= HealthMap =

Disease outbreak surveillance software

HealthMap is a freely accessible, automated electronic information system for monitoring, organizing, and visualizing reports of global disease outbreaks according to geography, time, and infectious disease agent. In operation since September 2006, and created by John Brownstein, PhD and Clark Freifeld, PhD, HealthMap acquires data from a variety of freely available electronic media sources (e.g.
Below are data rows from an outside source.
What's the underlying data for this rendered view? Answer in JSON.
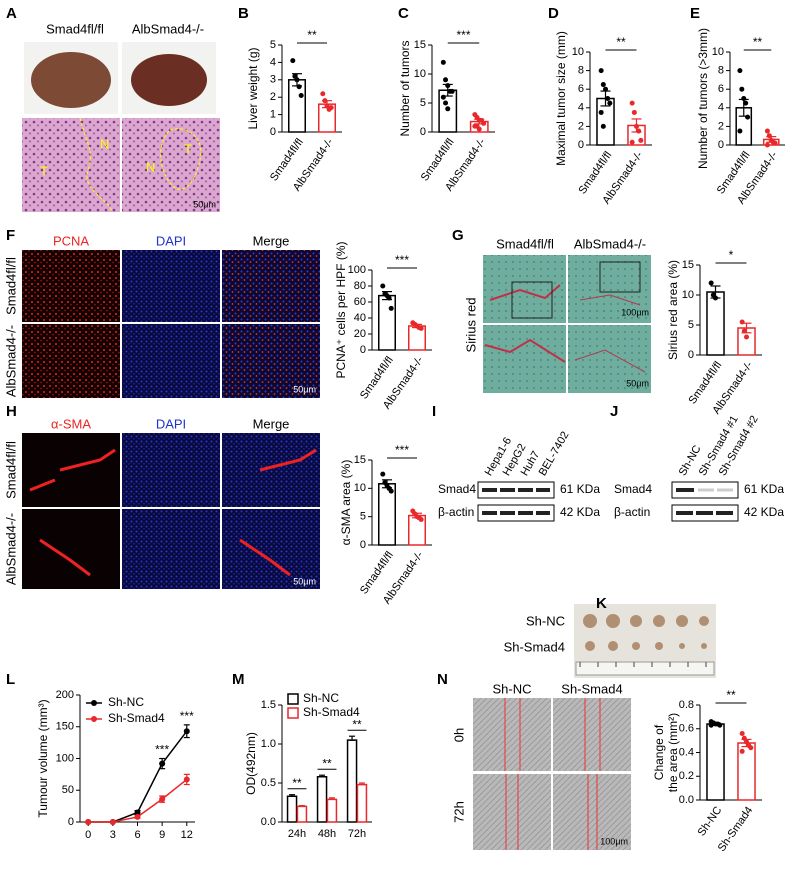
{
  "figure": {
    "panel_letters": [
      "A",
      "B",
      "C",
      "D",
      "E",
      "F",
      "G",
      "H",
      "I",
      "J",
      "K",
      "L",
      "M",
      "N"
    ],
    "A": {
      "columns": [
        "Smad4fl/fl",
        "AlbSmad4-/-"
      ],
      "regions": [
        "T",
        "N",
        "N",
        "T"
      ],
      "scale": "50μm"
    },
    "F": {
      "columns": [
        "PCNA",
        "DAPI",
        "Merge"
      ],
      "rows": [
        "Smad4fl/fl",
        "AlbSmad4-/-"
      ],
      "scale": "50μm"
    },
    "G": {
      "columns": [
        "Smad4fl/fl",
        "AlbSmad4-/-"
      ],
      "side": "Sirius red",
      "scales": [
        "100μm",
        "50μm"
      ]
    },
    "H": {
      "columns": [
        "α-SMA",
        "DAPI",
        "Merge"
      ],
      "rows": [
        "Smad4fl/fl",
        "AlbSmad4-/-"
      ],
      "scale": "50μm"
    },
    "I": {
      "lanes": [
        "Hepa1-6",
        "HepG2",
        "Huh7",
        "BEL-7402"
      ],
      "bands": [
        "Smad4",
        "β-actin"
      ],
      "sizes": [
        "61 KDa",
        "42 KDa"
      ]
    },
    "J": {
      "lanes": [
        "Sh-NC",
        "Sh-Smad4 #1",
        "Sh-Smad4 #2"
      ],
      "bands": [
        "Smad4",
        "β-actin"
      ],
      "sizes": [
        "61 KDa",
        "42 KDa"
      ]
    },
    "K": {
      "rows": [
        "Sh-NC",
        "Sh-Smad4"
      ]
    },
    "N": {
      "columns": [
        "Sh-NC",
        "Sh-Smad4"
      ],
      "rows": [
        "0h",
        "72h"
      ],
      "scale": "100μm"
    }
  },
  "chart_data": [
    {
      "type": "bar",
      "y_label": "Liver weight (g)",
      "categories": [
        "Smad4fl/fl",
        "AlbSmad4-/-"
      ],
      "values": [
        3.0,
        1.6
      ],
      "errors": [
        0.35,
        0.2
      ],
      "points": [
        [
          4.1,
          3.2,
          3.0,
          2.6,
          2.1
        ],
        [
          2.2,
          1.8,
          1.5,
          1.3,
          1.4
        ]
      ],
      "colors": [
        "#000000",
        "#e8282b"
      ],
      "ylim": [
        0,
        5
      ],
      "yticks": [
        0,
        1,
        2,
        3,
        4,
        5
      ],
      "significance": "**"
    },
    {
      "type": "bar",
      "y_label": "Number of tumors",
      "categories": [
        "Smad4fl/fl",
        "AlbSmad4-/-"
      ],
      "values": [
        7.2,
        1.8
      ],
      "errors": [
        1.0,
        0.4
      ],
      "points": [
        [
          12,
          9,
          8,
          7,
          7,
          6,
          5,
          4
        ],
        [
          3,
          2.5,
          2,
          2,
          1.5,
          1,
          1,
          0.5
        ]
      ],
      "colors": [
        "#000000",
        "#e8282b"
      ],
      "ylim": [
        0,
        15
      ],
      "yticks": [
        0,
        5,
        10,
        15
      ],
      "significance": "***"
    },
    {
      "type": "bar",
      "y_label": "Maximal tumor size  (mm)",
      "categories": [
        "Smad4fl/fl",
        "AlbSmad4-/-"
      ],
      "values": [
        5.0,
        2.1
      ],
      "errors": [
        0.8,
        0.7
      ],
      "points": [
        [
          8,
          6.5,
          6,
          5,
          4.5,
          3.5,
          2
        ],
        [
          4.5,
          3.5,
          2,
          1.5,
          0.5,
          0.3
        ]
      ],
      "colors": [
        "#000000",
        "#e8282b"
      ],
      "ylim": [
        0,
        10
      ],
      "yticks": [
        0,
        2,
        4,
        6,
        8,
        10
      ],
      "significance": "**"
    },
    {
      "type": "bar",
      "y_label": "Number of tumors (>3mm)",
      "categories": [
        "Smad4fl/fl",
        "AlbSmad4-/-"
      ],
      "values": [
        4.0,
        0.6
      ],
      "errors": [
        0.9,
        0.3
      ],
      "points": [
        [
          8,
          6,
          5,
          4.5,
          3,
          1.5
        ],
        [
          1.5,
          1,
          0.5,
          0.3,
          0.2,
          0
        ]
      ],
      "colors": [
        "#000000",
        "#e8282b"
      ],
      "ylim": [
        0,
        10
      ],
      "yticks": [
        0,
        2,
        4,
        6,
        8,
        10
      ],
      "significance": "**"
    },
    {
      "type": "bar",
      "y_label": "PCNA⁺ cells per HPF (%)",
      "categories": [
        "Smad4fl/fl",
        "AlbSmad4-/-"
      ],
      "values": [
        68,
        30
      ],
      "errors": [
        5,
        2
      ],
      "points": [
        [
          80,
          70,
          68,
          65,
          52
        ],
        [
          34,
          32,
          30,
          28,
          27
        ]
      ],
      "colors": [
        "#000000",
        "#e8282b"
      ],
      "ylim": [
        0,
        100
      ],
      "yticks": [
        0,
        20,
        40,
        60,
        80,
        100
      ],
      "significance": "***"
    },
    {
      "type": "bar",
      "y_label": "Sirius red area (%)",
      "categories": [
        "Smad4fl/fl",
        "AlbSmad4-/-"
      ],
      "values": [
        10.5,
        4.5
      ],
      "errors": [
        1.0,
        0.8
      ],
      "points": [
        [
          12,
          10,
          9.5
        ],
        [
          5.5,
          4,
          3
        ]
      ],
      "colors": [
        "#000000",
        "#e8282b"
      ],
      "ylim": [
        0,
        15
      ],
      "yticks": [
        0,
        5,
        10,
        15
      ],
      "significance": "*"
    },
    {
      "type": "bar",
      "y_label": "α-SMA area (%)",
      "categories": [
        "Smad4fl/fl",
        "AlbSmad4-/-"
      ],
      "values": [
        10.8,
        5.2
      ],
      "errors": [
        0.7,
        0.4
      ],
      "points": [
        [
          12.5,
          11,
          10.5,
          10,
          9.5
        ],
        [
          6,
          5.5,
          5,
          4.8,
          4.5
        ]
      ],
      "colors": [
        "#000000",
        "#e8282b"
      ],
      "ylim": [
        0,
        15
      ],
      "yticks": [
        0,
        5,
        10,
        15
      ],
      "significance": "***"
    },
    {
      "type": "line",
      "y_label": "Tumour volume (mm³)",
      "x": [
        0,
        3,
        6,
        9,
        12
      ],
      "xlim": [
        -1,
        13
      ],
      "xticks": [
        0,
        3,
        6,
        9,
        12
      ],
      "ylim": [
        0,
        200
      ],
      "yticks": [
        0,
        50,
        100,
        150,
        200
      ],
      "series": [
        {
          "name": "Sh-NC",
          "color": "#000000",
          "values": [
            0,
            0,
            15,
            92,
            143
          ],
          "errors": [
            0,
            0,
            3,
            8,
            10
          ]
        },
        {
          "name": "Sh-Smad4",
          "color": "#e8282b",
          "values": [
            0,
            0,
            8,
            36,
            67
          ],
          "errors": [
            0,
            0,
            2,
            5,
            8
          ]
        }
      ],
      "significance": [
        null,
        null,
        null,
        "***",
        "***"
      ],
      "legend": "upper left"
    },
    {
      "type": "bar",
      "y_label": "OD(492nm)",
      "categories": [
        "24h",
        "48h",
        "72h"
      ],
      "ylim": [
        0,
        1.5
      ],
      "yticks": [
        {
          "value": 0,
          "label": "0.0"
        },
        0.5,
        {
          "value": 1,
          "label": "1.0"
        },
        1.5
      ],
      "series": [
        {
          "name": "Sh-NC",
          "color": "#000000",
          "values": [
            0.33,
            0.58,
            1.05
          ],
          "errors": [
            0.02,
            0.02,
            0.05
          ]
        },
        {
          "name": "Sh-Smad4",
          "color": "#e8282b",
          "values": [
            0.2,
            0.29,
            0.48
          ],
          "errors": [
            0.01,
            0.02,
            0.02
          ]
        }
      ],
      "significance": [
        "**",
        "**",
        "**"
      ],
      "legend": "upper left"
    },
    {
      "type": "bar",
      "y_label": [
        "Change of",
        "the area (mm²)"
      ],
      "categories": [
        "Sh-NC",
        "Sh-Smad4"
      ],
      "values": [
        0.64,
        0.48
      ],
      "errors": [
        0.01,
        0.03
      ],
      "points": [
        [
          0.66,
          0.65,
          0.64,
          0.64,
          0.63,
          0.63
        ],
        [
          0.56,
          0.52,
          0.49,
          0.46,
          0.44,
          0.41
        ]
      ],
      "colors": [
        "#000000",
        "#e8282b"
      ],
      "ylim": [
        0,
        0.8
      ],
      "yticks": [
        {
          "value": 0,
          "label": "0.0"
        },
        0.2,
        0.4,
        0.6,
        0.8
      ],
      "significance": "**"
    }
  ]
}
ProMED-mail, Eurosurveillance, Wildlife Disease Information Node) to obtain a comprehensive view of the current global state of infectious diseases.

Users of HealthMap come from a variety of organizations including state and local public health agencies, the World Health Organization (WHO), the US Centers for Disease Control and Prevention, and the European Centre for Disease Prevention and Control. HealthMap is used both as an early detection system and supports situational awareness by providing current, highly local information about outbreaks, even from areas relatively invisible to traditional global public health efforts. Currently, HealthMap monitors information sources in English, Chinese, Spanish, Russian, French, Portuguese, and Arabic.

In March 2014, the Healthmap software tracked early press and social media reports of a hemorrhagic fever in West Africa, subsequently identified by WHO as Ebola. The HealthMap team subsequently created a dedicated HealthMap visualization at healthmap.org/ebola.

As early as December 2019, HealthMap recorded a striking cluster of pneumonia cases in the Wuhan area, the suspected point of origin of the subsequent coronavirus pandemic.